Makes sure we get only revisions that happened before (or at the same
time) as the revision we're checking.

This then sorts the revisions so that the most recent revision comes first.

                order_by(
                    Revision.timestamp.desc()
                )

and this then takes the most recent revision.

            return out.first()

This:

                filter(
                    revision_class.id == self.id
                ).\

makes sure we actually get the revision of the right object,
identifying it with the 'id' column. (which in fact makes vdm require
the use of a 'id' for the primary key if I'm not mistaken).

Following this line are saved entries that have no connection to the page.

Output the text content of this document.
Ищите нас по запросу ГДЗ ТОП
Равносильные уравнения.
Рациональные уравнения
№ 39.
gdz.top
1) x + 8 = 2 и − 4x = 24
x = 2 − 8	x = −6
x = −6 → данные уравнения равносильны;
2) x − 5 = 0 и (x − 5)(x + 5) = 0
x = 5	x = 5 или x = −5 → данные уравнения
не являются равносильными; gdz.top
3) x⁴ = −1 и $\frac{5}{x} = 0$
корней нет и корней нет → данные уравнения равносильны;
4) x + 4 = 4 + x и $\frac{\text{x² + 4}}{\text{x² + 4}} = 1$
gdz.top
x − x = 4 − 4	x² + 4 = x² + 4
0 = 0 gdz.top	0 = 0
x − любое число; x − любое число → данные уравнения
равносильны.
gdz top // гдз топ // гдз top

But in my tests, the timestamp of the revisions is always identical;
the test runs so fast multiple revisions get made in the same second,
and MySQL at least only stores timestamps with second granularity. As
a result, it can easily happen that instead of
the correct previous revision, we get the revision we just committed,
as they both happened in the same second.

This cannot be resolved by changing this line:

                Revision.timestamp <= revision.timestamp

to this:

                Revision.timestamp < revision.timestamp

as this would cause us to *miss* the correct revision.

Is instead this not possible? After all, we know the revision with that
particular timestamp must be in the database.

                Revision.timestamp == revision.timestamp

of course that wouldn't solve our problem, where there are two
revisions in the exact same timestamp.

Instead, I'm seriously confused why the code does all this timestamp
stuff and ordering anyway, while we have a perfectly good revision id.
When I add this extra filter:

   filter(
      revision_class.revision_id == revision.id)
   ).

everything seems to work reliably. But why isn't the query simply this?

revision_class = self.__revision_class__

return sess.query(revision_class).filter(revision_class.id ==
self.id).filter(revision_class.revision_id == revision_id).first()

this appears to me more reliable and more efficient to boot (assuming
indexes exist),
and a join isn't even necessary! And trying it out it appears to work.

There must be a reason, so please enlighten me.